LEED Certified
Why is LEED important? ... Why certify your project?
- Be recognized for your commitment to environmental issues in your community, your organization (including stockholders), and your industry.
- Qualify for a growing array of state & local government initiatives
- Improve and reduce your impact on the earth
- Tax breaks
LEED Principles
- Do no harm. Make no changes to the site that will degrade the surrounding environment. Promote projects on sites where previous disturbance or development presents an opportunity to regenerate ecosystem services through sustainable design.
- Precautionary principle. Be cautious in making decisions that could create risk to human and environmental health. Some actions can cause irreversible damage. Examine a full range of alternatives - including no action - and be open to contributions from all affected parties.
- Design with nature and culture. Create and implement designs that are responsive to economic, environmental, and cultural conditions with respect to the local, regional, and global context.
- Use a decision-making hierarchy of preservation, conservation, and regeneration. Maximize and mimic the benefits of ecosystem services by preserving existing environmental features, conserving resources in a sustainable manner, and regenerating lost or damaged ecosystem services.

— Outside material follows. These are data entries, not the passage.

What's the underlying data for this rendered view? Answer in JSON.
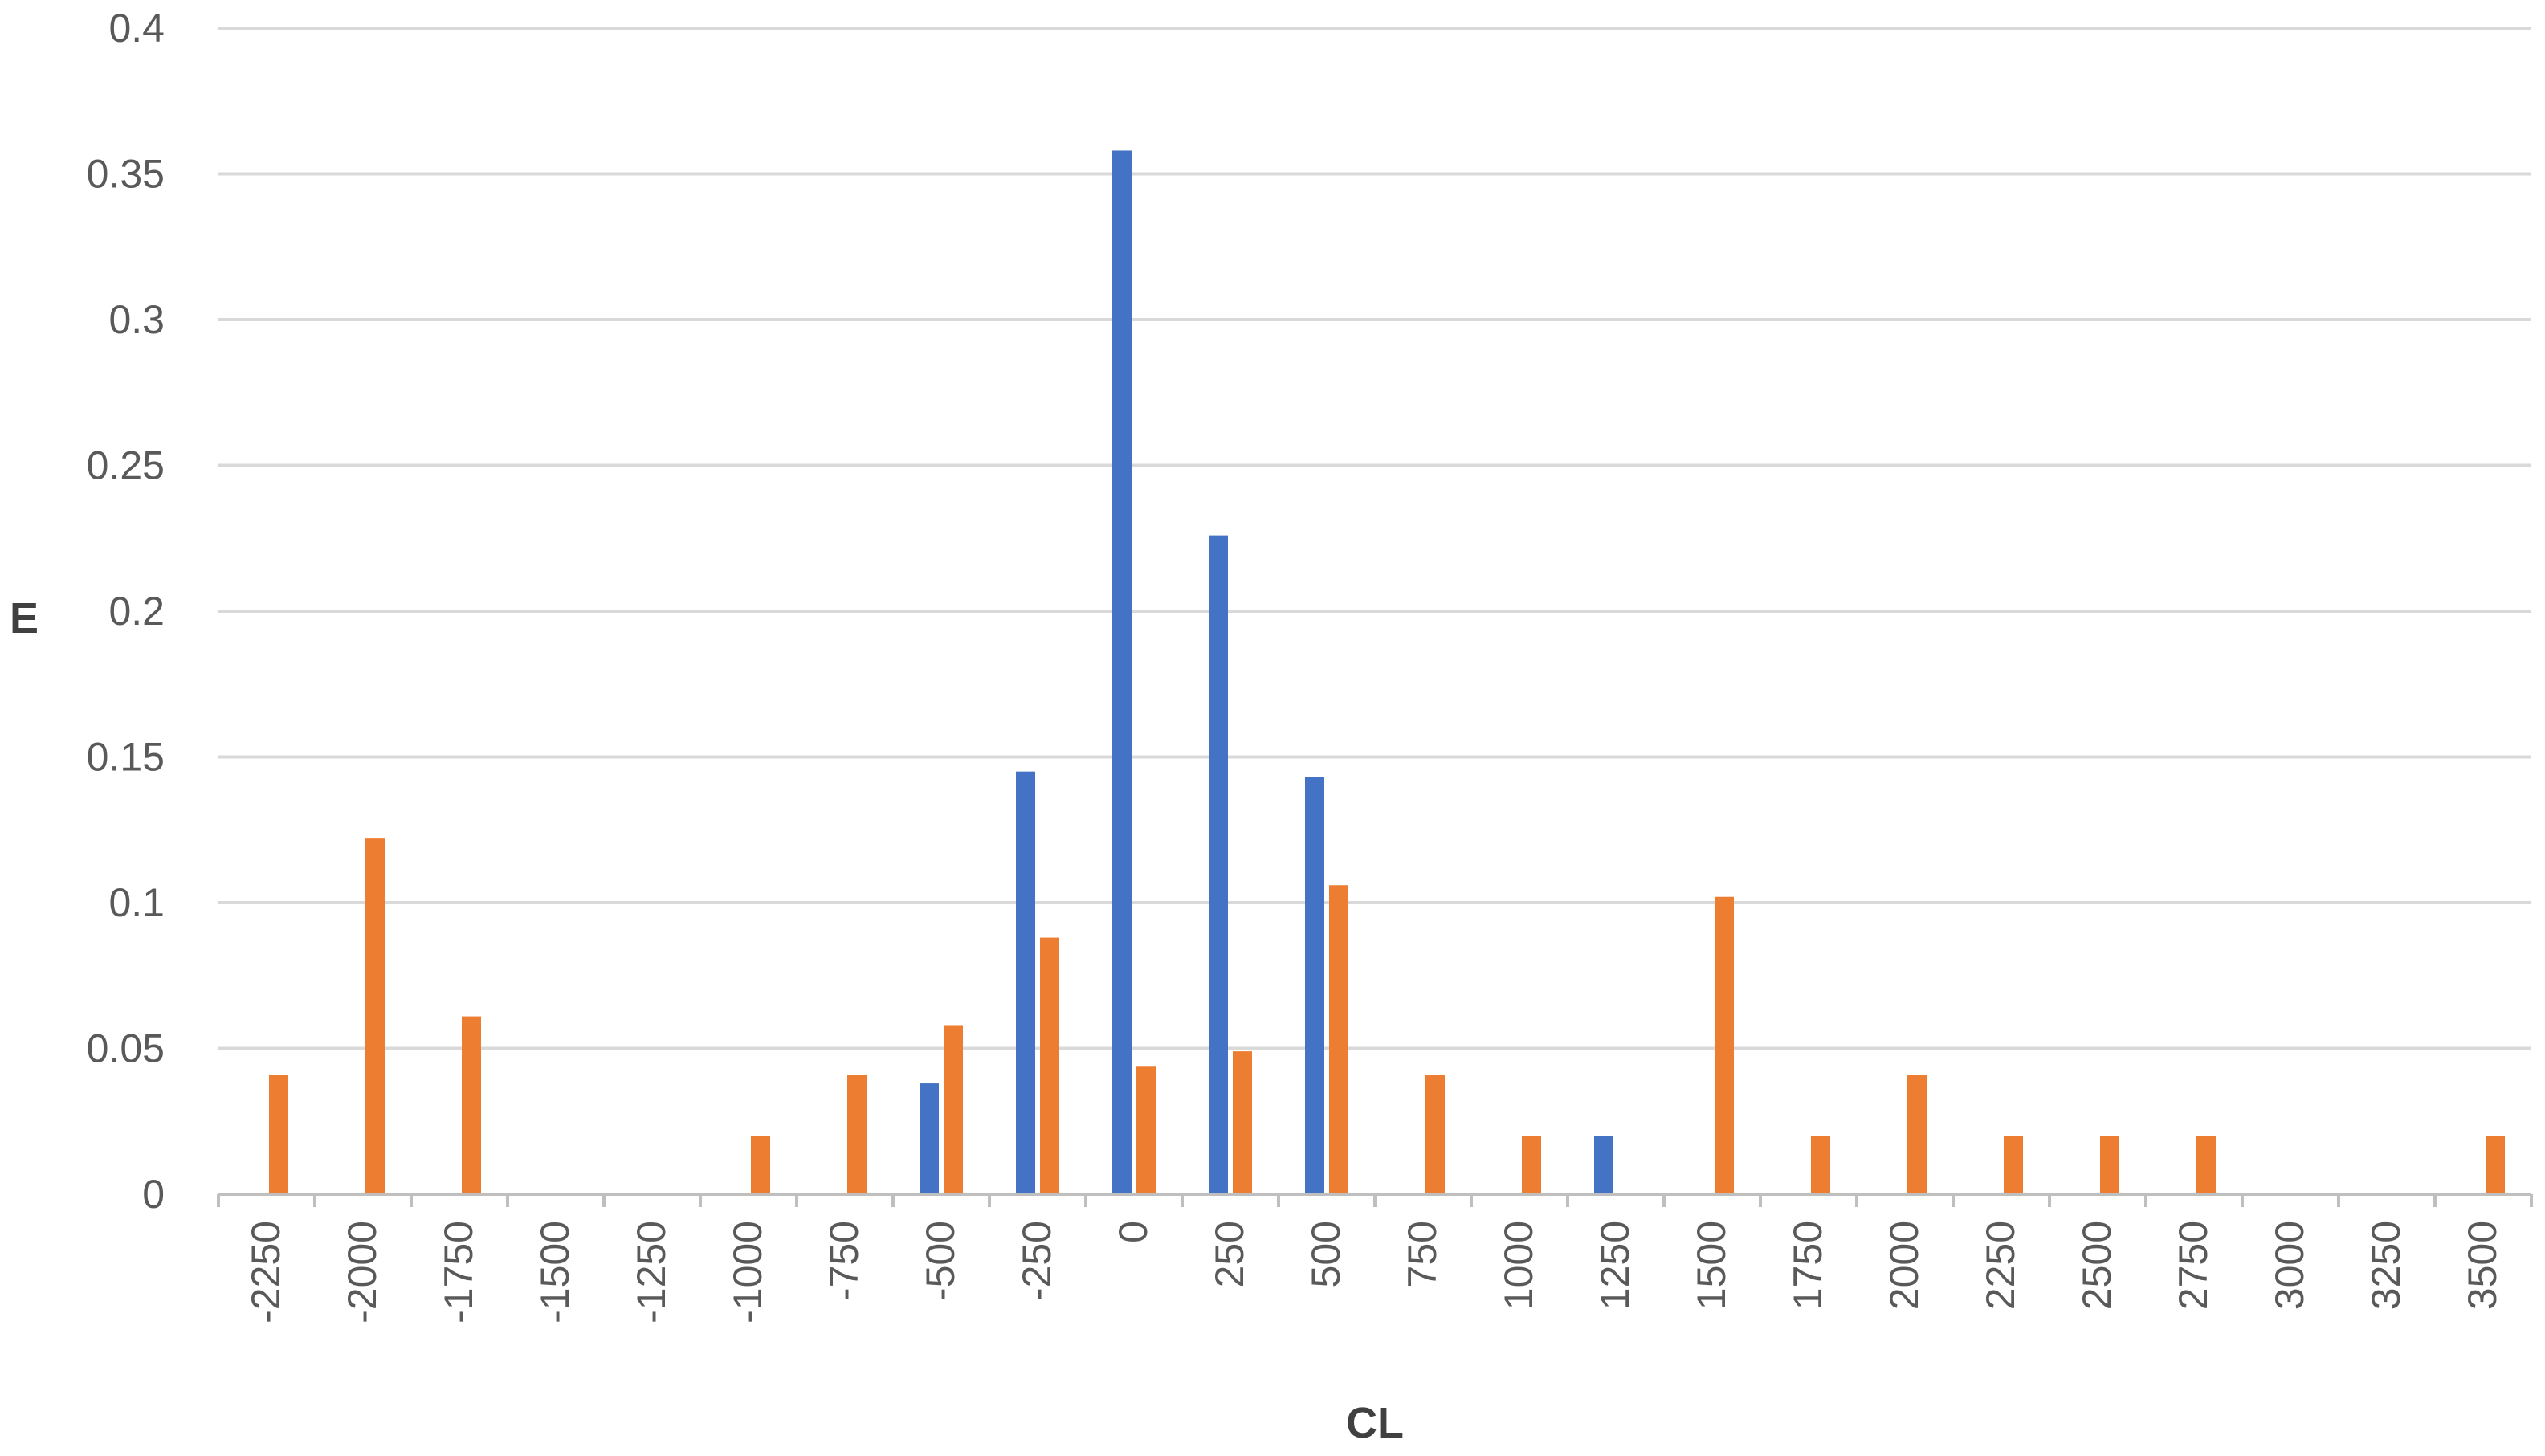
{
  "chart_data": {
    "type": "bar",
    "title": "",
    "xlabel": "CL",
    "ylabel": "E",
    "ylim": [
      0,
      0.4
    ],
    "yticks": [
      "0",
      "0.05",
      "0.1",
      "0.15",
      "0.2",
      "0.25",
      "0.3",
      "0.35",
      "0.4"
    ],
    "grid": true,
    "legend": "none",
    "categories": [
      "-2250",
      "-2000",
      "-1750",
      "-1500",
      "-1250",
      "-1000",
      "-750",
      "-500",
      "-250",
      "0",
      "250",
      "500",
      "750",
      "1000",
      "1250",
      "1500",
      "1750",
      "2000",
      "2250",
      "2500",
      "2750",
      "3000",
      "3250",
      "3500"
    ],
    "series": [
      {
        "color": "#4472C4",
        "values": [
          0,
          0,
          0,
          0,
          0,
          0,
          0,
          0.038,
          0.145,
          0.358,
          0.226,
          0.143,
          0,
          0,
          0.02,
          0,
          0,
          0,
          0,
          0,
          0,
          0,
          0,
          0
        ]
      },
      {
        "color": "#ED7D31",
        "values": [
          0.041,
          0.122,
          0.061,
          0,
          0,
          0.02,
          0.041,
          0.058,
          0.088,
          0.044,
          0.049,
          0.106,
          0.041,
          0.02,
          0,
          0.102,
          0.02,
          0.041,
          0.02,
          0.02,
          0.02,
          0,
          0,
          0.02
        ]
      }
    ]
  }
}
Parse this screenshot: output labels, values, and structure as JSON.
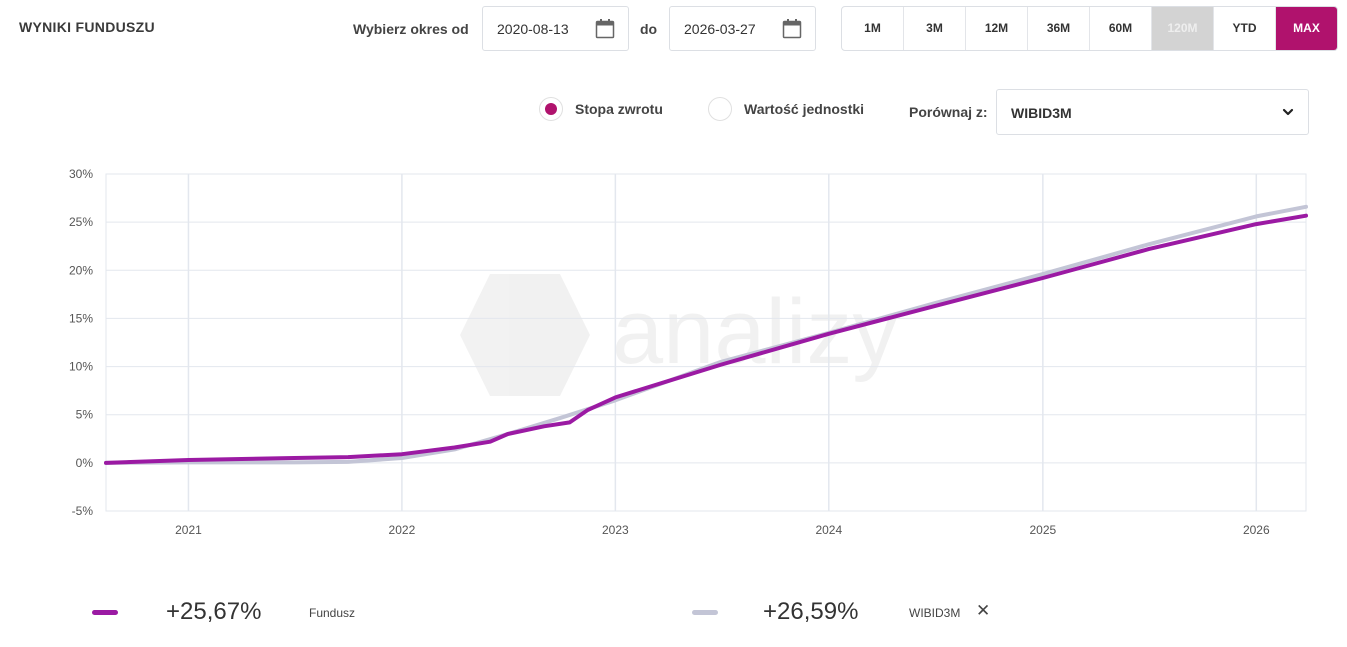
{
  "header": {
    "title": "WYNIKI FUNDUSZU"
  },
  "range": {
    "from_label": "Wybierz okres od",
    "from_value": "2020-08-13",
    "to_label": "do",
    "to_value": "2026-03-27"
  },
  "periods": [
    {
      "label": "1M",
      "state": "normal"
    },
    {
      "label": "3M",
      "state": "normal"
    },
    {
      "label": "12M",
      "state": "normal"
    },
    {
      "label": "36M",
      "state": "normal"
    },
    {
      "label": "60M",
      "state": "normal"
    },
    {
      "label": "120M",
      "state": "disabled"
    },
    {
      "label": "YTD",
      "state": "normal"
    },
    {
      "label": "MAX",
      "state": "active"
    }
  ],
  "options": {
    "return_label": "Stopa zwrotu",
    "return_checked": true,
    "unit_value_label": "Wartość jednostki",
    "unit_value_checked": false,
    "compare_label": "Porównaj z:",
    "compare_value": "WIBID3M"
  },
  "colors": {
    "accent": "#b0126d",
    "fund_line": "#9b1aa3",
    "benchmark_line": "#c3c5d6",
    "grid": "#e3e7ee"
  },
  "icons": {
    "date_picker": "calendar-icon",
    "select": "chevron-down-icon",
    "remove": "close-icon"
  },
  "chart_data": {
    "type": "line",
    "x_type": "date",
    "x_range": [
      "2020-08-13",
      "2026-03-27"
    ],
    "y_range": [
      -5,
      30
    ],
    "y_ticks": [
      "30%",
      "25%",
      "20%",
      "15%",
      "10%",
      "5%",
      "0%",
      "-5%"
    ],
    "y_tick_values": [
      30,
      25,
      20,
      15,
      10,
      5,
      0,
      -5
    ],
    "x_ticks": [
      "2021",
      "2022",
      "2023",
      "2024",
      "2025",
      "2026"
    ],
    "x_tick_dates": [
      "2021-01-01",
      "2022-01-01",
      "2023-01-01",
      "2024-01-01",
      "2025-01-01",
      "2026-01-01"
    ],
    "grid": true,
    "series": [
      {
        "name": "Fundusz",
        "color": "#9b1aa3",
        "points": [
          [
            "2020-08-13",
            0.0
          ],
          [
            "2021-01-01",
            0.3
          ],
          [
            "2021-07-01",
            0.5
          ],
          [
            "2021-10-01",
            0.6
          ],
          [
            "2022-01-01",
            0.9
          ],
          [
            "2022-04-01",
            1.6
          ],
          [
            "2022-06-01",
            2.2
          ],
          [
            "2022-07-01",
            3.0
          ],
          [
            "2022-09-01",
            3.8
          ],
          [
            "2022-10-15",
            4.2
          ],
          [
            "2022-11-15",
            5.5
          ],
          [
            "2023-01-01",
            6.8
          ],
          [
            "2023-07-01",
            10.2
          ],
          [
            "2024-01-01",
            13.4
          ],
          [
            "2024-07-01",
            16.3
          ],
          [
            "2025-01-01",
            19.2
          ],
          [
            "2025-07-01",
            22.2
          ],
          [
            "2026-01-01",
            24.8
          ],
          [
            "2026-03-27",
            25.67
          ]
        ]
      },
      {
        "name": "WIBID3M",
        "color": "#c3c5d6",
        "points": [
          [
            "2020-08-13",
            0.0
          ],
          [
            "2021-01-01",
            0.05
          ],
          [
            "2021-07-01",
            0.05
          ],
          [
            "2021-10-01",
            0.1
          ],
          [
            "2022-01-01",
            0.5
          ],
          [
            "2022-04-01",
            1.4
          ],
          [
            "2022-07-01",
            3.0
          ],
          [
            "2022-10-01",
            4.7
          ],
          [
            "2023-01-01",
            6.5
          ],
          [
            "2023-07-01",
            10.5
          ],
          [
            "2024-01-01",
            13.5
          ],
          [
            "2024-07-01",
            16.6
          ],
          [
            "2025-01-01",
            19.6
          ],
          [
            "2025-07-01",
            22.7
          ],
          [
            "2026-01-01",
            25.6
          ],
          [
            "2026-03-27",
            26.59
          ]
        ]
      }
    ]
  },
  "legend": [
    {
      "value": "+25,67%",
      "name": "Fundusz",
      "color": "#9b1aa3"
    },
    {
      "value": "+26,59%",
      "name": "WIBID3M",
      "color": "#c3c5d6",
      "removable": true
    }
  ]
}
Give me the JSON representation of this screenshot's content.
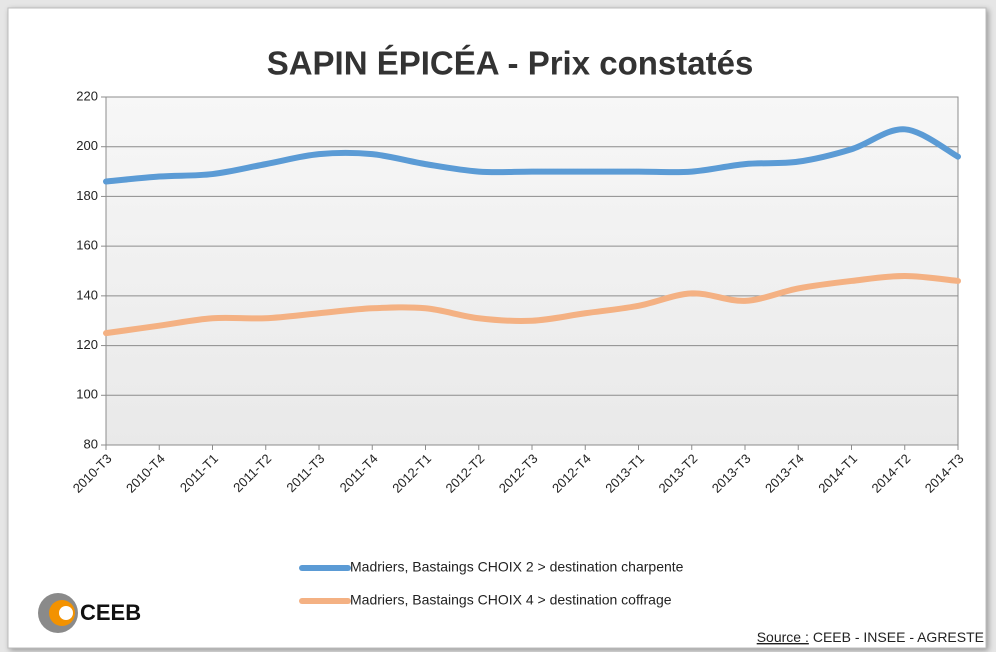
{
  "chart_data": {
    "type": "line",
    "title": "SAPIN ÉPICÉA - Prix constatés",
    "categories": [
      "2010-T3",
      "2010-T4",
      "2011-T1",
      "2011-T2",
      "2011-T3",
      "2011-T4",
      "2012-T1",
      "2012-T2",
      "2012-T3",
      "2012-T4",
      "2013-T1",
      "2013-T2",
      "2013-T3",
      "2013-T4",
      "2014-T1",
      "2014-T2",
      "2014-T3"
    ],
    "series": [
      {
        "name": "Madriers, Bastaings CHOIX 2 > destination charpente",
        "color": "#5b9bd5",
        "values": [
          186,
          188,
          189,
          193,
          197,
          197,
          193,
          190,
          190,
          190,
          190,
          190,
          193,
          194,
          199,
          207,
          196
        ]
      },
      {
        "name": "Madriers, Bastaings CHOIX 4 > destination coffrage",
        "color": "#f4b183",
        "values": [
          125,
          128,
          131,
          131,
          133,
          135,
          135,
          131,
          130,
          133,
          136,
          141,
          138,
          143,
          146,
          148,
          146
        ]
      }
    ],
    "ylim": [
      80,
      220
    ],
    "yticks": [
      80,
      100,
      120,
      140,
      160,
      180,
      200,
      220
    ],
    "grid": true,
    "legend": "bottom",
    "source_label": "Source :",
    "source": "CEEB - INSEE - AGRESTE",
    "logo": "CEEB"
  }
}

- Provide regenerative systems as intergenerational equity. Provide future generations with a sustainable environment supported by regernative systems and endowed with regenerative resources.
- Support a living process. Continuously re-evaluate assumptions and values and adapt to demographic and environmental change.
- Use a systems thinking approach. Understand and value the relationships in an ecosystems and use an approach that reflects and sustains ecosystem services; re-establish the integral and essential relationship between natural processes and human activity.
- Use a collaborative and ethical approach. Encourage direct and open communication among colleagues, clients, manufacturers, and users to link long-term sustainability with ethical responsibility.
- Maintain integrity in leadership and research. Implement transparent and particpatory leadership, develop research with technical rigor, and communicate new findings in a clear, consistent, and timely manner.
- Foster environmental stewardship. In all aspects of land development and management, foster an ethic of environmental stewardship- an understanding that responsible management of healthy ecosystems improves the quality of life for present and future generations.